Top candidates will also be good writers. I’m looking for a techie who loves to play with words almost as much as code and who has had a lot of experience (academically or professionally) writing.

Top candidates will also have expertise in some or all of the following topics: (1) how the Internet works, meaning both a deep understanding of the underlying protocols (e.g. TCP/IP, DNS, BGP) and hands-on experience setting up or exploring the Internet (e.g. packet sniffing, configuring firewalls, analyzing log files, building scrapers); (2) Linux/Unix use and administration; (3) Amazon web services (or equivalent); (4) machine learning; and (5) network security.

Experience teaching and public speaking is a plus.
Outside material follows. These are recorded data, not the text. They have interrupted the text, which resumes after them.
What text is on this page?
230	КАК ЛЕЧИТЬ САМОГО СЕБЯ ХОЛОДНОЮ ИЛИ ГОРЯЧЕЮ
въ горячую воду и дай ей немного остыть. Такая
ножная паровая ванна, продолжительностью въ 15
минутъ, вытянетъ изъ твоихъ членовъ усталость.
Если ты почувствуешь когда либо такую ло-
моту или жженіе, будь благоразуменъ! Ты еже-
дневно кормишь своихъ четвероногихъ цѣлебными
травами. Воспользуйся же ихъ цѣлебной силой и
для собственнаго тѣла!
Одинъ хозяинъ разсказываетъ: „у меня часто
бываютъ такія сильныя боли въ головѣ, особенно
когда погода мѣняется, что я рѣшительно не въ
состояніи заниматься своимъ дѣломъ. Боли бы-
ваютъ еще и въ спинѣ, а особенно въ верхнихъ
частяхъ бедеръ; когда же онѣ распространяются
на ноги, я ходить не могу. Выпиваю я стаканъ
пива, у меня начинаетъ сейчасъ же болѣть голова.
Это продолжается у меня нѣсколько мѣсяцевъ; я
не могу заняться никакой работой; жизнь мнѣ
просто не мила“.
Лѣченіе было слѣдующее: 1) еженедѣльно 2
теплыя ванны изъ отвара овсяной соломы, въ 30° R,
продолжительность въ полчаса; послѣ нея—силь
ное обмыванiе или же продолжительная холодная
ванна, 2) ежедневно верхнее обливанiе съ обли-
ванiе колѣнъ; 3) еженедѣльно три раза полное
You must live in or be willing to relocate to Washington, D.C.

I would love it if you held a strong opinion about emacs versus vi, and I won’t even hold it against you if you’re wrong.

What Will I Get Paid?

We’ll pay you less than you’d get working for the tech industry but you’ll still get a decent, enough-to-get-by-in-DC salary that is comparable to a new staff technologist position at a DC-based non-profit. If you’re looking to get rich, this probably isn’t the job for you.

I’m really interested. What do I do next?

Follow the directions here to apply. Send any questions you have to ohm@law.georgetown.edu.

* About the title of this post: I couldn’t resist the Mr. Robot reference, but while people of all political beliefs are welcome, I’d appreciate it if you did not actively try to collapse the global financial system while working for me.